Polymer-MXene composite films formed by MXene-facilitated electrochemical polymerization for flexible solid-state microsupercapacitors

Materials with tailored properties are crucial for high performance electronics applications. Hybrid materials composed of inorganic and organic components can possess unique merits for broad application by synergy between the advantages the respective material type offers. Here we demonstrate a novel electrochemical polymerization (EP) enabled by a 2D transition metal carbide MXene for obtaining conjugated polymer-MXene composite films deposited on conducting substrates without using traditional electrolytes, indispensable compounds for commonly electrochemical polymerization.

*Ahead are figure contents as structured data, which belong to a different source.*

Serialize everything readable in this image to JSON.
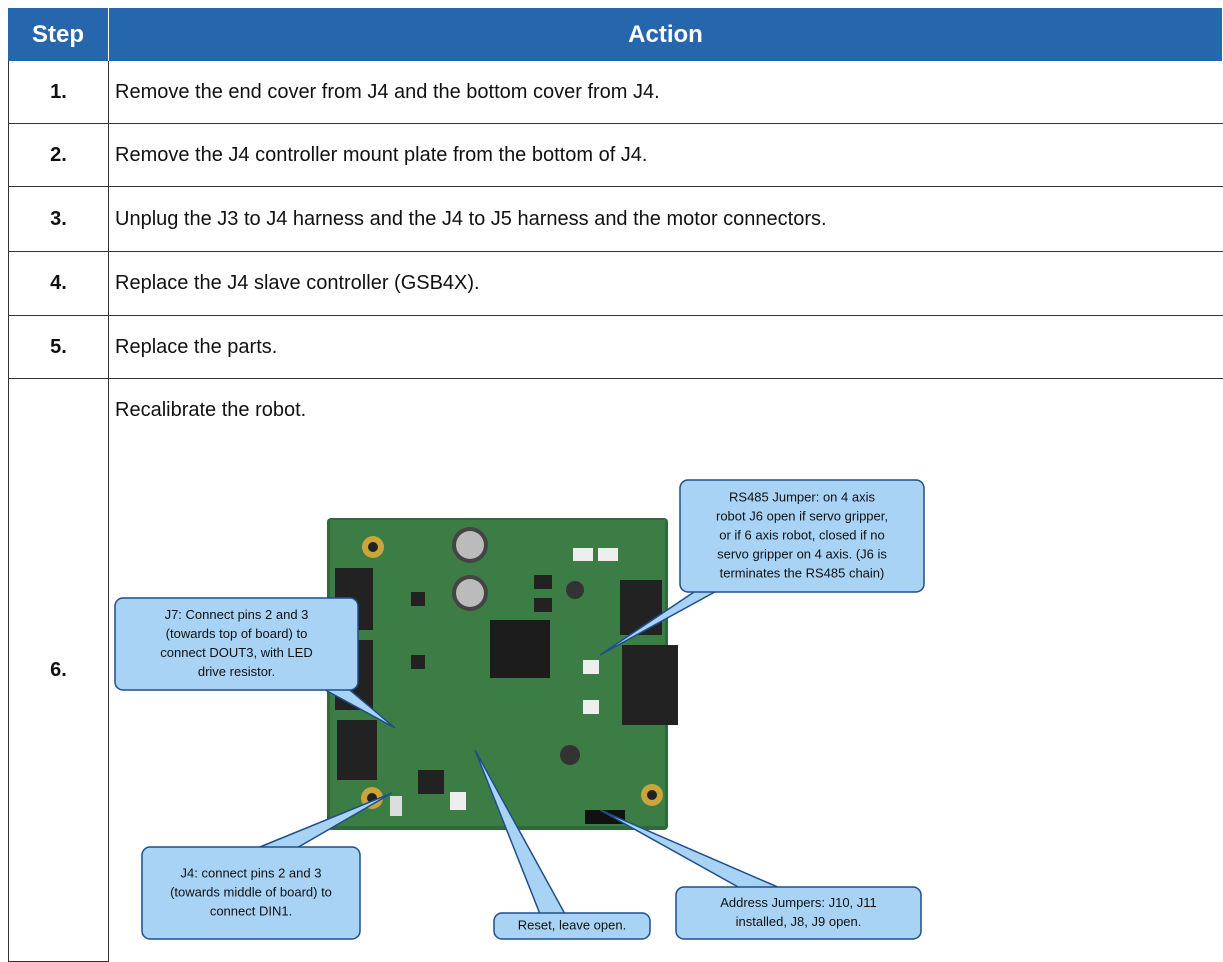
{
  "header": {
    "step": "Step",
    "action": "Action"
  },
  "rows": [
    {
      "step": "1.",
      "action": "Remove the end cover from J4 and the bottom cover from J4."
    },
    {
      "step": "2.",
      "action": "Remove the J4 controller mount plate from the bottom of J4."
    },
    {
      "step": "3.",
      "action": "Unplug the J3 to J4 harness and the J4 to J5 harness and the motor connectors."
    },
    {
      "step": "4.",
      "action": "Replace the J4 slave controller (GSB4X)."
    },
    {
      "step": "5.",
      "action": "Replace the parts."
    },
    {
      "step": "6.",
      "action": "Recalibrate the robot."
    }
  ],
  "callouts": [
    {
      "lines": [
        "RS485 Jumper: on 4 axis",
        "robot J6 open if servo gripper,",
        "or if 6 axis robot,  closed if no",
        "servo gripper on 4 axis.  (J6 is",
        "terminates the RS485 chain)"
      ]
    },
    {
      "lines": [
        "J7: Connect pins 2 and 3",
        "(towards top of board) to",
        "connect DOUT3, with LED",
        "drive resistor."
      ]
    },
    {
      "lines": [
        "J4: connect pins 2 and 3",
        "(towards middle of board) to",
        "connect DIN1."
      ]
    },
    {
      "lines": [
        "Reset, leave open."
      ]
    },
    {
      "lines": [
        "Address Jumpers: J10, J11",
        "installed, J8, J9 open."
      ]
    }
  ]
}
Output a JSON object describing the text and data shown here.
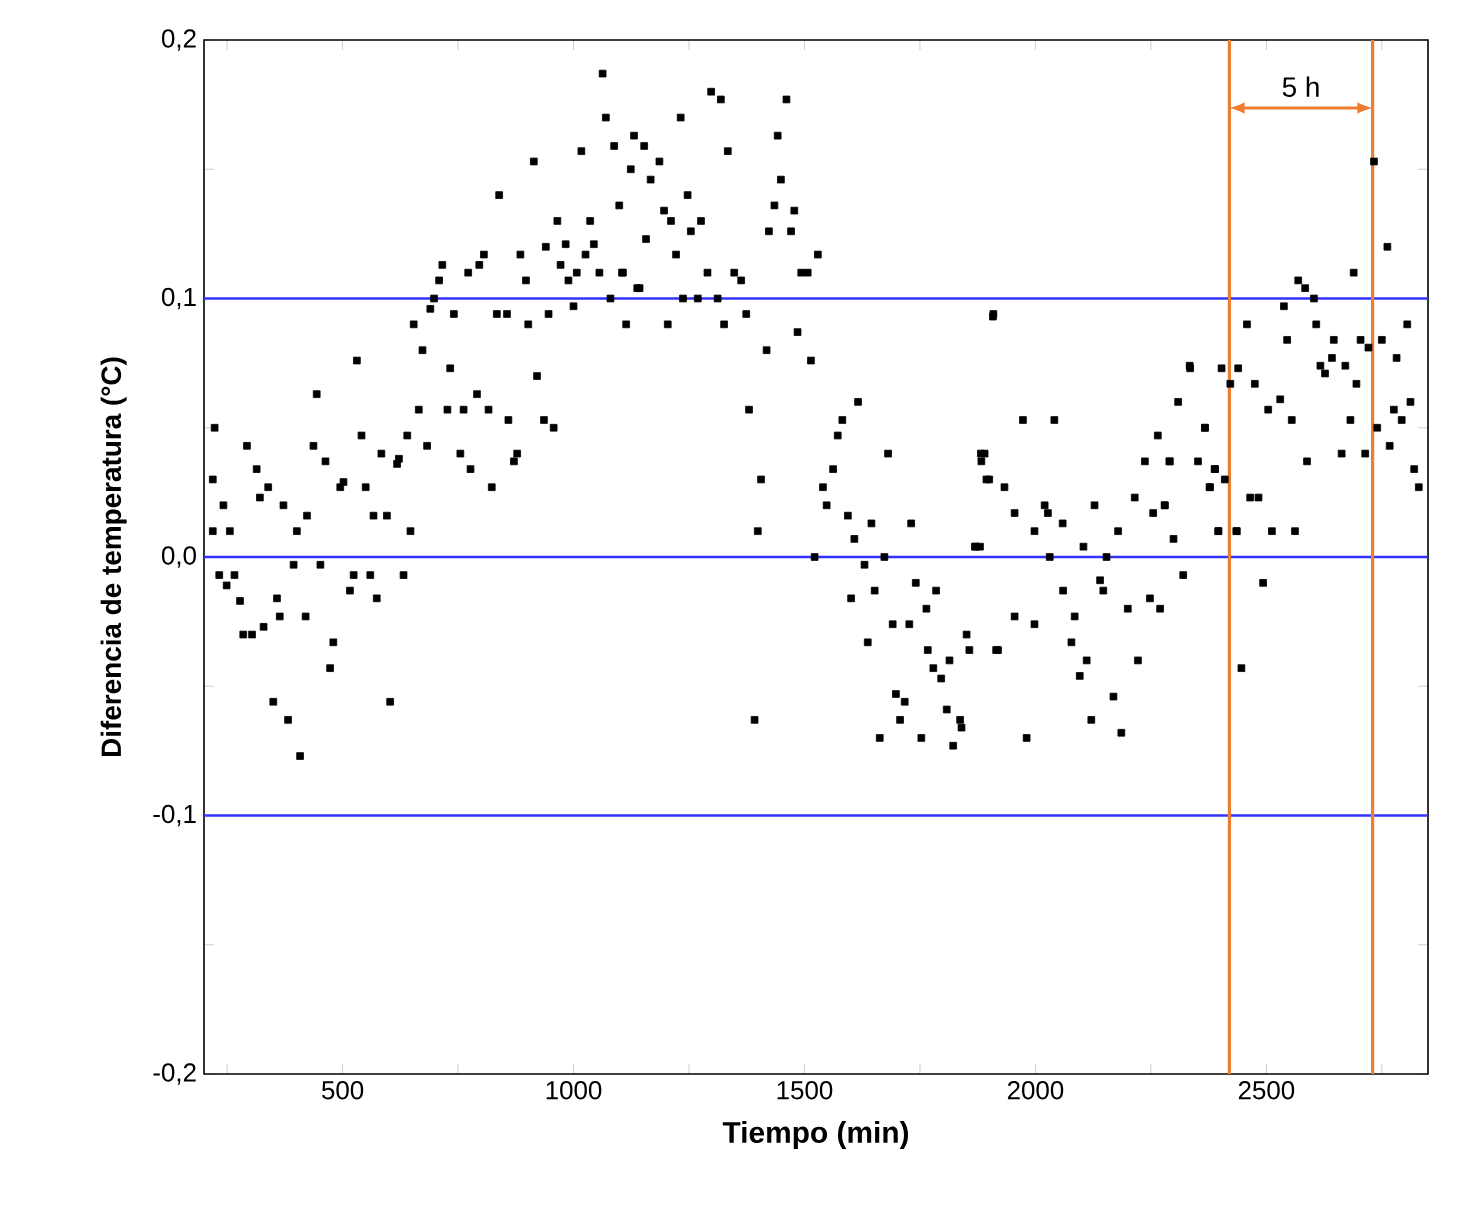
{
  "chart_data": {
    "type": "scatter",
    "xlabel": "Tiempo (min)",
    "ylabel": "Diferencia de temperatura (°C)",
    "xlim": [
      200,
      2850
    ],
    "ylim": [
      -0.2,
      0.2
    ],
    "xticks": [
      {
        "value": 250,
        "label": null
      },
      500,
      {
        "value": 750,
        "label": null
      },
      1000,
      {
        "value": 1250,
        "label": null
      },
      1500,
      {
        "value": 1750,
        "label": null
      },
      2000,
      {
        "value": 2250,
        "label": null
      },
      2500,
      {
        "value": 2750,
        "label": null
      }
    ],
    "yticks": [
      {
        "value": -0.2,
        "label": "-0,2"
      },
      {
        "value": -0.15,
        "label": null
      },
      {
        "value": -0.1,
        "label": "-0,1"
      },
      {
        "value": -0.05,
        "label": null
      },
      {
        "value": 0.0,
        "label": "0,0"
      },
      {
        "value": 0.05,
        "label": null
      },
      {
        "value": 0.1,
        "label": "0,1"
      },
      {
        "value": 0.15,
        "label": null
      },
      {
        "value": 0.2,
        "label": "0,2"
      }
    ],
    "marker": "square",
    "grid": false,
    "ref_lines": [
      {
        "axis": "y",
        "value": 0.1,
        "color": "#3333ff"
      },
      {
        "axis": "y",
        "value": 0.0,
        "color": "#3333ff"
      },
      {
        "axis": "y",
        "value": -0.1,
        "color": "#3333ff"
      },
      {
        "axis": "x",
        "value": 2420,
        "color": "#ed7d31"
      },
      {
        "axis": "x",
        "value": 2730,
        "color": "#ed7d31"
      }
    ],
    "annotations": [
      "5 h"
    ],
    "series": [
      {
        "color": "#000000",
        "x": [
          223,
          219,
          242,
          219,
          256,
          293,
          314,
          321,
          339,
          372,
          401,
          423,
          394,
          452,
          437,
          444,
          463,
          495,
          502,
          531,
          541,
          550,
          567,
          596,
          584,
          618,
          622,
          640,
          647,
          654,
          673,
          665,
          683,
          690,
          698,
          709,
          716,
          727,
          733,
          741,
          755,
          762,
          772,
          777,
          791,
          796,
          806,
          816,
          823,
          839,
          834,
          856,
          859,
          871,
          878,
          885,
          897,
          902,
          914,
          921,
          936,
          940,
          946,
          957,
          965,
          972,
          983,
          989,
          1000,
          1007,
          1017,
          1026,
          1036,
          1044,
          1056,
          1063,
          1070,
          1080,
          1088,
          1099,
          1105,
          1114,
          1124,
          1131,
          1138,
          233,
          249,
          266,
          278,
          285,
          304,
          329,
          350,
          358,
          364,
          382,
          408,
          420,
          473,
          480,
          516,
          524,
          560,
          574,
          603,
          632,
          1153,
          1167,
          1186,
          1157,
          1196,
          1211,
          1222,
          1232,
          1247,
          1254,
          1276,
          1298,
          1319,
          1334,
          1290,
          1348,
          1363,
          1107,
          1143,
          1204,
          1237,
          1269,
          1312,
          1326,
          1374,
          1423,
          1442,
          1449,
          1461,
          1435,
          1471,
          1478,
          1493,
          1507,
          1529,
          1418,
          1485,
          1514,
          1380,
          1406,
          1399,
          1392,
          1522,
          1616,
          1582,
          1572,
          1562,
          1540,
          1548,
          1594,
          1608,
          1645,
          1681,
          1731,
          1630,
          1673,
          1601,
          1652,
          1741,
          1764,
          1785,
          1637,
          1691,
          1727,
          1767,
          1851,
          1857,
          1915,
          1779,
          1796,
          1814,
          1698,
          1717,
          1707,
          1663,
          1753,
          1808,
          1837,
          1840,
          1822,
          1869,
          1880,
          1883,
          1890,
          1900,
          1909,
          1908,
          1973,
          2041,
          1882,
          1894,
          1933,
          1955,
          2020,
          2027,
          1998,
          2059,
          2128,
          2179,
          1871,
          2031,
          2104,
          2154,
          2215,
          2255,
          2280,
          2299,
          2265,
          2237,
          2291,
          2309,
          2335,
          2352,
          2367,
          2388,
          2378,
          2410,
          2403,
          2439,
          2422,
          2475,
          2458,
          2396,
          2436,
          2465,
          2320,
          1919,
          1955,
          1998,
          2060,
          2140,
          2147,
          2085,
          2078,
          2111,
          2096,
          2200,
          2248,
          2270,
          2222,
          2169,
          2121,
          1981,
          2186,
          2446,
          2733,
          2762,
          2689,
          2569,
          2584,
          2603,
          2538,
          2545,
          2608,
          2646,
          2704,
          2750,
          2721,
          2805,
          2782,
          2334,
          2617,
          2642,
          2671,
          2627,
          2695,
          2530,
          2504,
          2812,
          2776,
          2793,
          2555,
          2682,
          2740,
          2367,
          2767,
          2663,
          2714,
          2588,
          2290,
          2389,
          2377,
          2483,
          2820,
          2830,
          2280,
          2396,
          2435,
          2512,
          2562,
          2493
        ],
        "values": [
          0.05,
          0.03,
          0.02,
          0.01,
          0.01,
          0.043,
          0.034,
          0.023,
          0.027,
          0.02,
          0.01,
          0.016,
          -0.003,
          -0.003,
          0.043,
          0.063,
          0.037,
          0.027,
          0.029,
          0.076,
          0.047,
          0.027,
          0.016,
          0.016,
          0.04,
          0.036,
          0.038,
          0.047,
          0.01,
          0.09,
          0.08,
          0.057,
          0.043,
          0.096,
          0.1,
          0.107,
          0.113,
          0.057,
          0.073,
          0.094,
          0.04,
          0.057,
          0.11,
          0.034,
          0.063,
          0.113,
          0.117,
          0.057,
          0.027,
          0.14,
          0.094,
          0.094,
          0.053,
          0.037,
          0.04,
          0.117,
          0.107,
          0.09,
          0.153,
          0.07,
          0.053,
          0.12,
          0.094,
          0.05,
          0.13,
          0.113,
          0.121,
          0.107,
          0.097,
          0.11,
          0.157,
          0.117,
          0.13,
          0.121,
          0.11,
          0.187,
          0.17,
          0.1,
          0.159,
          0.136,
          0.11,
          0.09,
          0.15,
          0.163,
          0.104,
          -0.007,
          -0.011,
          -0.007,
          -0.017,
          -0.03,
          -0.03,
          -0.027,
          -0.056,
          -0.016,
          -0.023,
          -0.063,
          -0.077,
          -0.023,
          -0.043,
          -0.033,
          -0.013,
          -0.007,
          -0.007,
          -0.016,
          -0.056,
          -0.007,
          0.159,
          0.146,
          0.153,
          0.123,
          0.134,
          0.13,
          0.117,
          0.17,
          0.14,
          0.126,
          0.13,
          0.18,
          0.177,
          0.157,
          0.11,
          0.11,
          0.107,
          0.11,
          0.104,
          0.09,
          0.1,
          0.1,
          0.1,
          0.09,
          0.094,
          0.126,
          0.163,
          0.146,
          0.177,
          0.136,
          0.126,
          0.134,
          0.11,
          0.11,
          0.117,
          0.08,
          0.087,
          0.076,
          0.057,
          0.03,
          0.01,
          -0.063,
          0.0,
          0.06,
          0.053,
          0.047,
          0.034,
          0.027,
          0.02,
          0.016,
          0.007,
          0.013,
          0.04,
          0.013,
          -0.003,
          0.0,
          -0.016,
          -0.013,
          -0.01,
          -0.02,
          -0.013,
          -0.033,
          -0.026,
          -0.026,
          -0.036,
          -0.03,
          -0.036,
          -0.036,
          -0.043,
          -0.047,
          -0.04,
          -0.053,
          -0.056,
          -0.063,
          -0.07,
          -0.07,
          -0.059,
          -0.063,
          -0.066,
          -0.073,
          0.004,
          0.004,
          0.037,
          0.04,
          0.03,
          0.094,
          0.093,
          0.053,
          0.053,
          0.04,
          0.03,
          0.027,
          0.017,
          0.02,
          0.017,
          0.01,
          0.013,
          0.02,
          0.01,
          0.004,
          0.0,
          0.004,
          0.0,
          0.023,
          0.017,
          0.02,
          0.007,
          0.047,
          0.037,
          0.037,
          0.06,
          0.073,
          0.037,
          0.05,
          0.034,
          0.027,
          0.03,
          0.073,
          0.073,
          0.067,
          0.067,
          0.09,
          0.01,
          0.01,
          0.023,
          -0.007,
          -0.036,
          -0.023,
          -0.026,
          -0.013,
          -0.009,
          -0.013,
          -0.023,
          -0.033,
          -0.04,
          -0.046,
          -0.02,
          -0.016,
          -0.02,
          -0.04,
          -0.054,
          -0.063,
          -0.07,
          -0.068,
          -0.043,
          0.153,
          0.12,
          0.11,
          0.107,
          0.104,
          0.1,
          0.097,
          0.084,
          0.09,
          0.084,
          0.084,
          0.084,
          0.081,
          0.09,
          0.077,
          0.074,
          0.074,
          0.077,
          0.074,
          0.071,
          0.067,
          0.061,
          0.057,
          0.06,
          0.057,
          0.053,
          0.053,
          0.053,
          0.05,
          0.05,
          0.043,
          0.04,
          0.04,
          0.037,
          0.037,
          0.034,
          0.027,
          0.023,
          0.034,
          0.027,
          0.02,
          0.01,
          0.01,
          0.01,
          0.01,
          -0.01
        ]
      }
    ]
  }
}
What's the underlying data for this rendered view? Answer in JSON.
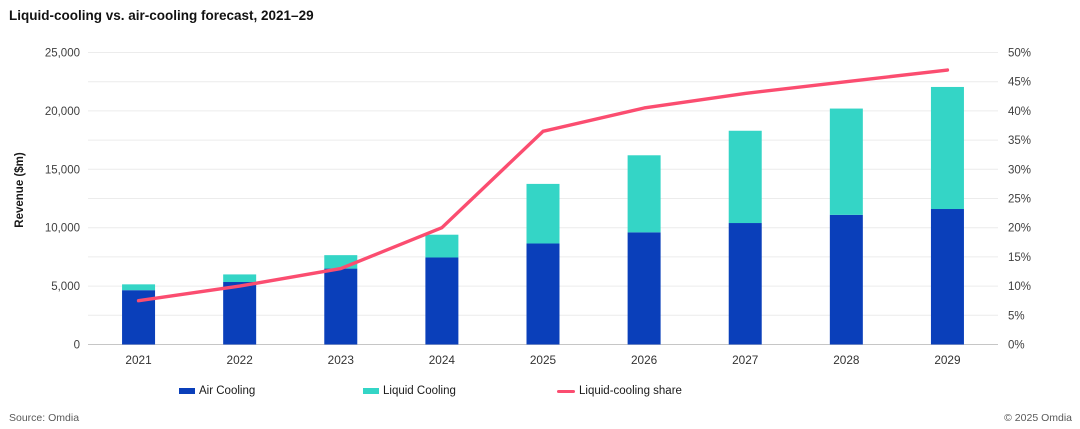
{
  "page": {
    "source": "Source: Omdia",
    "copyright": "© 2025 Omdia"
  },
  "colors": {
    "air_cooling": "#0a3fba",
    "liquid_cooling": "#34d5c6",
    "share_line": "#fb4d70",
    "grid": "#ececec",
    "axis_line": "#c6c6c6",
    "tick_text": "#404040"
  },
  "chart_data": {
    "type": "bar",
    "subtype": "stacked-bars-with-line-overlay",
    "title": "Liquid-cooling vs. air-cooling forecast, 2021–29",
    "categories": [
      "2021",
      "2022",
      "2023",
      "2024",
      "2025",
      "2026",
      "2027",
      "2028",
      "2029"
    ],
    "series": [
      {
        "name": "Air Cooling",
        "type": "bar",
        "stack": true,
        "axis": "left",
        "color": "#0a3fba",
        "values": [
          4650,
          5350,
          6500,
          7450,
          8650,
          9600,
          10400,
          11100,
          11600
        ]
      },
      {
        "name": "Liquid Cooling",
        "type": "bar",
        "stack": true,
        "axis": "left",
        "color": "#34d5c6",
        "values": [
          500,
          650,
          1150,
          1950,
          5100,
          6600,
          7900,
          9100,
          10450
        ]
      },
      {
        "name": "Liquid-cooling share",
        "type": "line",
        "axis": "right",
        "color": "#fb4d70",
        "values": [
          7.5,
          10,
          13,
          20,
          36.5,
          40.5,
          43,
          45,
          47
        ],
        "unit": "%"
      }
    ],
    "ylabel_left": "Revenue ($m)",
    "ylim_left": [
      0,
      25000
    ],
    "yticks_left": [
      0,
      5000,
      10000,
      15000,
      20000,
      25000
    ],
    "ytick_labels_left": [
      "0",
      "5,000",
      "10,000",
      "15,000",
      "20,000",
      "25,000"
    ],
    "ylim_right": [
      0,
      50
    ],
    "ytick_labels_right": [
      "0%",
      "5%",
      "10%",
      "15%",
      "20%",
      "25%",
      "30%",
      "35%",
      "40%",
      "45%",
      "50%"
    ],
    "grid": true,
    "legend_position": "bottom"
  }
}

The universality of the process provides a novel approach for EP allowing fast facile process for obtaining different new polymer/MXene composites with controlled thickness and micro-pattern. Furthermore, high performance microsupercapacitors and asymmetric microsupercapacitors are realized based on the excellent composites benefiting from higher areal capacitance, better rate capabilities and lower contact resistance than conventional electropolymerized polymers. The AMSCs exhibit a maximum areal capacitance of 69.5 mF cm(-2), an ultrahigh volumetric energy density (250.1 mWh cm(-3)) at 1.6 V, and excellent cycling stability up to 10000 cycles. The excellent electrochemical properties of the composite polymerized with MXene suggest a great potential of the method for various energy storage applications.